In 2004, the President’s Council on Bioethics released a report discussing research into pharmaceuticals that dampen recent traumatic memories. Kolber, who had recently become a law professor, was fascinated by the report. In response, he authored an article, “Therapeutic Forgetting: The Legal and Ethical Implications of Memory Dampening,” 59 Vanderbilt Law Review 1561 (2006), discussing the implications of such drugs and criticizing the council’s overly fearful tone. He soon discovered a whole wave of new brain-related technologies that were starting to raise important questions for lawyers, judges, and scholars. Today, there is a substantial community of scholars focused on neurolaw.

In his recent article, “Supreme Judicial Bullshit,” forthcoming in the Arizona State Law Journal, Kolber discusses the many reasons that judges—particularly at the U.S. Supreme Court—use bullshit (as defined by noted American philosopher and Princeton University Professor Emeritus Harry Frankfurt) and how it reduces transparency and creates other potential problems.

“While we have come to expect bullshit from politicians, there is no shortage of judicial bullshit either,” he writes. “[W]e see judges bullshit for many reasons including the desire to keep precedents malleable, avoid line drawing, hide the arbitrariness of line drawing, sound important, be memorable, gloss over inconvenient facts, sound poetic, make it seem like their hands are tied, and appear to address profound questions without actually staking out provocative positions.” He has received widespread attention for his paper, which he presented at the Icahn School of Medicine at Mount Sinai, Stanford Law School, and Seton Hall Law School.

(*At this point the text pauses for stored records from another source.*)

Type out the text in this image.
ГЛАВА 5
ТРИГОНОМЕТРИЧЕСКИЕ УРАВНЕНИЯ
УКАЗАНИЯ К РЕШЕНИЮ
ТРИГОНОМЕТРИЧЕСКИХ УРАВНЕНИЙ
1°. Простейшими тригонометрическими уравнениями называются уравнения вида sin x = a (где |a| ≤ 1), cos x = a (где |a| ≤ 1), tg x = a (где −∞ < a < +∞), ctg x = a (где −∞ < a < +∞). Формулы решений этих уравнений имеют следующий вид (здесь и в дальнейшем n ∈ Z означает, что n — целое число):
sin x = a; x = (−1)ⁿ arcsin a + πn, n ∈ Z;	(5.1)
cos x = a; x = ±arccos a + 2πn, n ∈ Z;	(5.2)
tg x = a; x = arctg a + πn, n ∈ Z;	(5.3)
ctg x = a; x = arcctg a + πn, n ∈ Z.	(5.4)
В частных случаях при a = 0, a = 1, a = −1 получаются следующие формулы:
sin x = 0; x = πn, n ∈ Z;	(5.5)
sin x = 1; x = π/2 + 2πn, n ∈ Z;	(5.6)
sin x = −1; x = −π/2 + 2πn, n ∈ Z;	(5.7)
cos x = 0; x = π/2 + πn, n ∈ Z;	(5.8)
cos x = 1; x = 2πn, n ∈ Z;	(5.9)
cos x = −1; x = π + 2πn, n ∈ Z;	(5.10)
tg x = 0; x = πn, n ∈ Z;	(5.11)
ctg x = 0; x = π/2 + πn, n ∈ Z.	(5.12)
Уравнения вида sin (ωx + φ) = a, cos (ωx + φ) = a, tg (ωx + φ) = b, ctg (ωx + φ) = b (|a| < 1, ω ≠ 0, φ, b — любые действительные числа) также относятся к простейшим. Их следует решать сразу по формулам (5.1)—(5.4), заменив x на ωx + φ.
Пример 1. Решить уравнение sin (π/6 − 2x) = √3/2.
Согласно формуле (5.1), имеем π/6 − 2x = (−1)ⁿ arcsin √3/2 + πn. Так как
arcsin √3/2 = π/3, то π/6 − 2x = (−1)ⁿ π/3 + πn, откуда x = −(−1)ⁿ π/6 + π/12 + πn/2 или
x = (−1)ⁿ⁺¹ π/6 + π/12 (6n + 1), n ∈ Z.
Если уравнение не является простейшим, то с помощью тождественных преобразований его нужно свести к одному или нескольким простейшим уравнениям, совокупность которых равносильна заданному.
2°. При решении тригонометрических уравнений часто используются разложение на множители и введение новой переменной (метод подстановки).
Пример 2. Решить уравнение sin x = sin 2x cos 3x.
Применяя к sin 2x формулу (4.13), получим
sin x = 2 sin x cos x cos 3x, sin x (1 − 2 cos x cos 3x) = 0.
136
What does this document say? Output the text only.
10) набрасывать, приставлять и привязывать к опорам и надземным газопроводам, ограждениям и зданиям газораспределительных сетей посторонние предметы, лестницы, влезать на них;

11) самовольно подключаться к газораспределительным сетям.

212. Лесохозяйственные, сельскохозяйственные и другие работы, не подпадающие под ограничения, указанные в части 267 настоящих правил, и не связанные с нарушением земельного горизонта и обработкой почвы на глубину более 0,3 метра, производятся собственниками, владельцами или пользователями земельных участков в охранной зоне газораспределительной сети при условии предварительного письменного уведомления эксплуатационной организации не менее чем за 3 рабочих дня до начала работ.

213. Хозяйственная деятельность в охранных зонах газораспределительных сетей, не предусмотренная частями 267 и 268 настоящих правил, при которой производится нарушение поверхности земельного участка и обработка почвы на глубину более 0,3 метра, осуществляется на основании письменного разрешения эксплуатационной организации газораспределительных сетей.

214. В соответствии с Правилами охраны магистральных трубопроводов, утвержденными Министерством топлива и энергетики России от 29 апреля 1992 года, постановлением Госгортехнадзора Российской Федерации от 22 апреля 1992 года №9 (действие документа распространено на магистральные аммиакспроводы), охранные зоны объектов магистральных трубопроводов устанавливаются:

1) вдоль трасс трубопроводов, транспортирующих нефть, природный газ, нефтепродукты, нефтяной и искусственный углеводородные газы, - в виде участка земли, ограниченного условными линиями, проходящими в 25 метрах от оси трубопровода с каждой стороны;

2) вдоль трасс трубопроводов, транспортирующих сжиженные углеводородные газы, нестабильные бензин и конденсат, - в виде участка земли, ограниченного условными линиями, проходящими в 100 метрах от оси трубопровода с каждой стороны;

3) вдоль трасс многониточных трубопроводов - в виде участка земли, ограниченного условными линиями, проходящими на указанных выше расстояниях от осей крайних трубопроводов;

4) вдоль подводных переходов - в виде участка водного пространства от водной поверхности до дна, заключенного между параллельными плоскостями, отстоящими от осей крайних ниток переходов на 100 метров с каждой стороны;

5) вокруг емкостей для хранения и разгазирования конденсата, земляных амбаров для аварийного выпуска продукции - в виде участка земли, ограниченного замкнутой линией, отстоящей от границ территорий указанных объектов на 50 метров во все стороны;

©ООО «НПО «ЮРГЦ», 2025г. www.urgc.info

Kolber has been busy this spring presenting his work to colleagues in the field. At Oxford University, he delivered a talk on punishment theory, “The Time Frame Challenge to Retributivism.” His article “Punishment and Moral Risk,” which appears in the current issue of the Illinois Law Review, was the subject of an online symposium in April at the University of Illinois College of Law, where five law professors responded to the paper.

“Legal opinions would be much more transparent if judges directly addressed their uncertainty and explained its influence on their deliberations,” he argues in this article. Kolber believes all moral and legal theorists, like himself, also should more openly address moral uncertainty in their work and in scholarly exchanges, and he takes this approach in his teaching as well. He encourages students in his bioethics and public policy class to not only consider their views on an issue like abortion but also explore the “approximate probability that their views are wrong.”

“I want to show students the many dimensions of heated political debates,” he says.